Diversification Opportunities for Newmont and Chalice Mining
0.54 | Correlation Coefficient |
Very weak diversification
The 3 months correlation between Newmont and Chalice is 0.54. Overlapping area represents the amount of risk that can be diversified away by holding Newmont and Chalice Mining Limited in the same portfolio, assuming nothing else is changed. The correlation between historical prices or returns on Chalice Mining and Newmont is a relative statistical measure of the degree to which these equity instruments tend to move together. The correlation coefficient measures the extent to which returns on Newmont are associated (or correlated) with Chalice Mining. Values of the correlation coefficient range from -1 to +1, where. The correlation of zero (0) is possible when the price movement of Chalice Mining has no effect on the direction of Newmont i.e., Newmont and Chalice Mining go up and down completely randomly.
Pair Corralation between Newmont and Chalice Mining
Assuming the 90 days horizon Newmont is expected to generate 0.45 times more return on investment than Chalice Mining. However, Newmont is 2.21 times less risky than Chalice Mining. It trades about -0.4 of its potential returns per unit of risk. Chalice Mining Limited is currently generating about -0.33 per unit of risk. If you would invest 4,118 in Newmont on September 22, 2024 and sell it today you would lose (563.00) from holding Newmont or give up 13.67% of portfolio value over 90 days.
Time Period | 3 Months [change] |
Direction | Moves Together |
Strength | Weak |
Accuracy | 100.0% |
Values | Daily Returns |
Newmont vs. Chalice Mining Limited
Performance |
Timeline |
Newmont |
Chalice Mining |
Newmont and Chalice Mining Volatility Contrast
Predicted Return Density |
Returns |
Pair Trading with Newmont and Chalice Mining
The main advantage of trading using opposite Newmont and Chalice Mining positions is that it hedges away some unsystematic risk.
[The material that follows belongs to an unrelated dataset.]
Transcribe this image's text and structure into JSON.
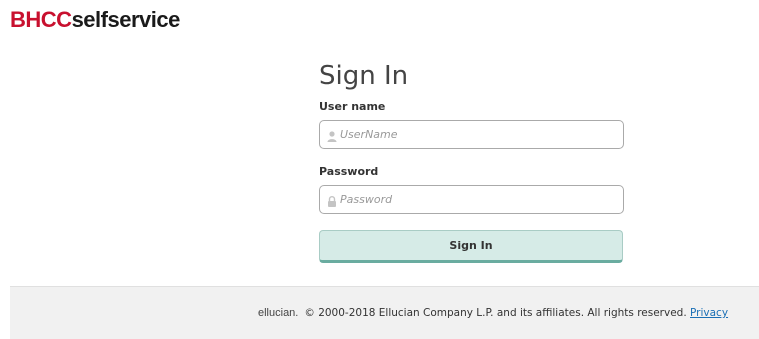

Because of two separate transactions, even if Newmont position performs unexpectedly, Chalice Mining can make up some of the losses. Pair trading also minimizes risk from directional movements in the market. For example, if an entire industry or sector drops because of unexpected headlines, the short position in Chalice Mining will offset losses from the drop in Chalice Mining's long position.Newmont vs. ZIJIN MINH UNSPADR20 | Newmont vs. Barrick Gold | Newmont vs. Franco Nevada | Newmont vs. Agnico Eagle Mines |
Chalice Mining vs. ZIJIN MINH UNSPADR20 | Chalice Mining vs. Newmont | Chalice Mining vs. Barrick Gold | Chalice Mining vs. Franco Nevada |
Check out your portfolio center.Note that this page's information should be used as a complementary analysis to find the right mix of equity instruments to add to your existing portfolios or create a brand new portfolio. You can also try the Share Portfolio module to track or share privately all of your investments from the convenience of any device.